Cookies.setCookie("sampleCookieName", "sampleCookiValue", now);
dkberktas
My point was that I didn't set a cookie, and getCookie was returning the string "null" instead of a real null value like the documentation implied strongly.
Paul Tomblin
+1  A: 

are you sure there isn't a cookie set to a value of "null"? You should have a look at the headers on the response, just to make sure. Depending on the version of GWT this is possible in different ways -- easiest might be hitting "Compile" and trying a real browser, they make it easy to see the headers.

This happened before I had the setCookie code in there - I just wondered why my "cookie generation" code wasn't getting executed. Unfortunately it only seems to happen on the Hosted Mode browser, and I don't know how to clear cookies on that browser to test the problem.
Paul Tomblin
you can delete a cookie from the client side by making it expired. http://blogs.x2line.com/al/articles/316.aspx -- you can also list the cookies client side to see what's there.
A: 

Hi,

I can understand your headache (I posted a bug about gwt cookie documentation a while ago: http://code.google.com/p/google-web-toolkit/issues/detail?id=387&can=1 )

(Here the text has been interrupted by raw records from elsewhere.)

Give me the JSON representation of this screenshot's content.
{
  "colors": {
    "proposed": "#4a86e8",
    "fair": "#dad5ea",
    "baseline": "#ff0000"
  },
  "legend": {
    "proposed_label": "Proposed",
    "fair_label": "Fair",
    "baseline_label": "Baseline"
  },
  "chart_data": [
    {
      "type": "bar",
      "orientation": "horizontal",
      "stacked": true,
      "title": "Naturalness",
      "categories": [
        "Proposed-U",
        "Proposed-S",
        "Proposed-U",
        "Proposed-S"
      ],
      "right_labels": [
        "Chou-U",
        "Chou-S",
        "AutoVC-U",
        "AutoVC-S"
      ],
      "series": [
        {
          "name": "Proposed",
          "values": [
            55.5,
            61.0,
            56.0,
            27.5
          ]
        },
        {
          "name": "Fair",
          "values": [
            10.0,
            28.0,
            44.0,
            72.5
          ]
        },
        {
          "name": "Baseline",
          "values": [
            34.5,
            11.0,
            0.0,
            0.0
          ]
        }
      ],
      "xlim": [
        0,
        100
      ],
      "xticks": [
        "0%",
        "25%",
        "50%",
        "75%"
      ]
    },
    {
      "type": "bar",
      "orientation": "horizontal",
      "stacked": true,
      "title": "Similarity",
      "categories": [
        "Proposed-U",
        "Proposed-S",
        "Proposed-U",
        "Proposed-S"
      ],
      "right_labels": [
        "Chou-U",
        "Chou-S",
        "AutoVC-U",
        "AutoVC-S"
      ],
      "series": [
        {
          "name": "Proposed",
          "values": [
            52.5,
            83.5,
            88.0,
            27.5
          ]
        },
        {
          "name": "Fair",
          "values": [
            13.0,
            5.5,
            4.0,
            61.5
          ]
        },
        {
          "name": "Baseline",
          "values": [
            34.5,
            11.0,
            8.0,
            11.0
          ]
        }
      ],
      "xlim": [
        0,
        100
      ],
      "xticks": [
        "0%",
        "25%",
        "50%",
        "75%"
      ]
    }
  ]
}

Which version of GWT are you using?

Which browser did you test in?

I just looked at the code for 1.6.4 (they ship the source), and I'd encourage you to file this as a bug. See issue 2994 for something close, but I think this is different enough to warrent its own bug filing.

It looks like GWT handles hashmaps in a different manner (for performance reasons?) than regular hashmaps; see java.util.AbstractHashMap in the com/google/gwt/emul directory when you unpack the gwt-user.jar file. Here's the get() impelementation.

   return (key == null) ? nullSlot : (!(key instanceof String) ? getHashValue(
   key, getHashCode(key)) : getStringValue((String) key));

And maybe this is the issue.

Hope this helps.

Dan

mooreds
A: 

I think setting a cookie null makes the value of the cookie "null" (String) You should remove the cookie with Cookies.removeCookie("CookieName") which should delete the cookie and your query will return the real null not the string one.